Obtain the lifecycle scripts and add them to the S3 bucket created within the conditions. SageMaker HyperPod makes use of lifecycle scripts to bootstrap a cluster. Examples of actions the lifecycle script manages embrace establishing Slurm and mounting the FSx Lustre filesystem.

$ git clone --depth=1 https://github.com/aws-samples/awsome-distributed-training/
$ cd awsome-distributed-training && git checkout e67fc352de83e13ad6a34b4a33da11c8a71b4d9c
# add script
$ aws s3 cp --recursive 1.architectures/5.sagemaker-hyperpod/LifecycleScripts/base-config/ s3://${BUCKET}/src

Create a cluster config file for establishing the cluster. The next is an instance of making a cluster config from a template. The instance cluster config is for g5.48xlarge compute nodes accelerated by 8 x NVIDIA A10G GPUs. See Create Cluster for cluster config examples of extra Amazon Elastic Compute Cloud (Amazon EC2) occasion sorts. A cluster config file comprises the next info:
1. Cluster identify
2. It defines three occasion teams
  1. Login-group: Acts because the entry level for customers and directors. Usually used for managing jobs, monitoring and debugging.
  2. Controller-machine: That is the pinnacle node for the Hyperpod Slurm cluster. It manages the general orchestration of the distributed coaching course of and handles job scheduling and communication inside nodes.
  3. Employee-group: The group of nodes that executes the precise mannequin coaching workload
3. VPC configuration

$ cd 3.test_cases/22.nemo-run/slurm
$ curl -O https://awsome-distributed-training.s3.amazonaws.com/blog-assets/nemo2.0-hyperpod/cluster-config-template.json 
$ cp cluster-config-template.json cluster-config.json
# Exchange the placeholders within the cluster config
$ supply env_vars
$ sed -i "s/$BUCKET/${BUCKET}/g" cluster-config.json
$ sed -i "s/$ROLE/${ROLE}/g" cluster-config.json 
$ sed -i "s/$SECURITY_GROUP/${SECURITY_GROUP}/g" cluster-config.json
$ sed -i "s/$SUBNET_ID/${SUBNET_ID}/g" cluster-config.json

Create a config file based mostly on the next instance with the cluster provisioning parameters and add it to the S3 bucket.

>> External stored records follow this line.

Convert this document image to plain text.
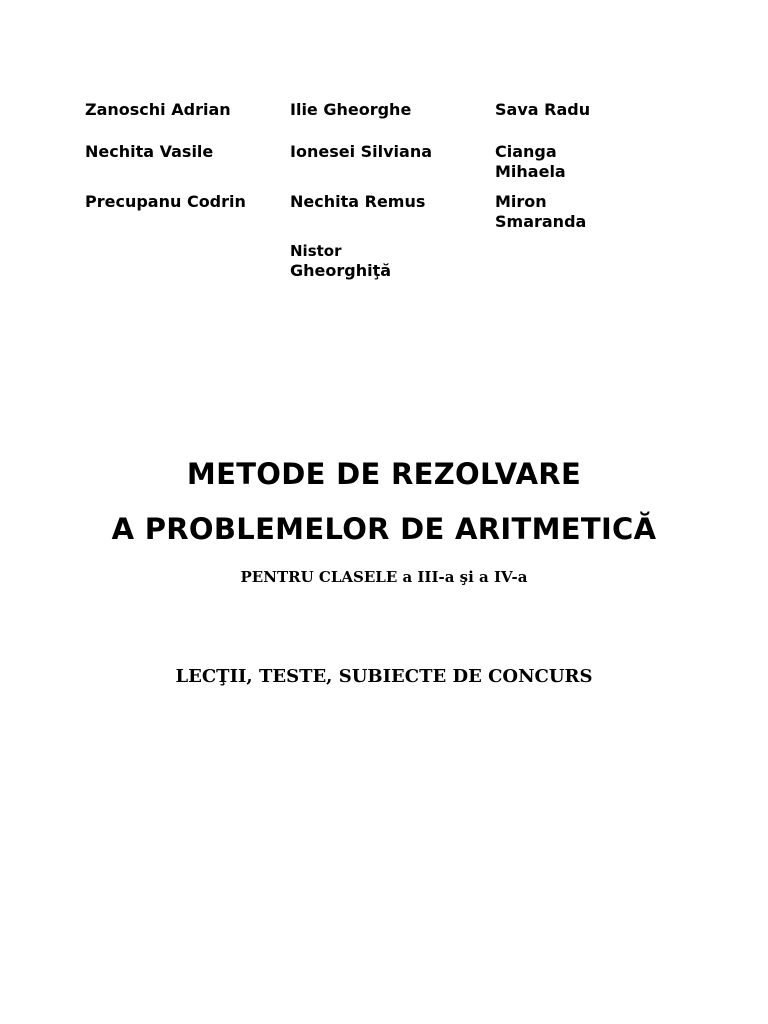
Zanoschi Adrian
Nechita Vasile
Precupanu Codrin
Ilie Gheorghe
Ionesei Silviana
Nechita Remus
Nistor
Gheorghiţă
Sava Radu
Cianga
Mihaela
Miron
Smaranda
METODE DE REZOLVARE
A PROBLEMELOR DE ARITMETICĂ
PENTRU CLASELE a III-a şi a IV-a
LECŢII, TESTE, SUBIECTE DE CONCURS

$ instance_type=$(jq '.InstanceGroups[] | choose(.InstanceGroupName == "worker-group-1").InstanceType' cluster-config.json)
$ cat > provisioning_parameters.json << EOL
{
"model": "1.0.0",
"workload_manager": "slurm",
"controller_group": "controller-machine",
"login_group": "login-group",
"worker_groups": [
{      
		"instance_group_name": "worker-group-1",      
		"partition_name": ${instance_type}
	}  
],  "fsx_dns_name": "${FSX_ID}.fsx.${AWS_REGION}.amazonaws.com",
"fsx_mountname": "${FSX_MOUNTNAME}"
}
EOL
# copy to the S3 Bucket
$ aws s3 cp provisioning_parameters.json s3://${BUCKET}/src/

Create the SageMaker HyperPod cluster

$ aws sagemaker create-cluster 
    --cli-input-json file://cluster-config.json --region $AWS_REGION

Use the next code or the console to test the standing of the cluster. The standing needs to be Creating. Watch for the cluster standing to be InService continuing

$ aws sagemaker list-clusters --output desk

The next screenshot exhibits the outcomes of the –output desk command displaying the cluster standing as Creating.

The next screenshot exhibits the Cluster Administration web page and standing of the cluster within the Amazon SageMaker AI console.

The next screenshot exhibits the outcomes of the –output desk command displaying the cluster standing as InService.

Step 2: SSH into the cluster

After the cluster is prepared (that’s, has a standing of InService), you may connect with it utilizing the AWS Techniques Supervisor Session Supervisor and an SSH helper script. See SSH into Cluster for extra info

Set up the AWS SSM Session Supervisor Plugin.
Create a neighborhood key pair that may be added to the cluster by the helper script for simpler SSH entry and run the next SSH helper script.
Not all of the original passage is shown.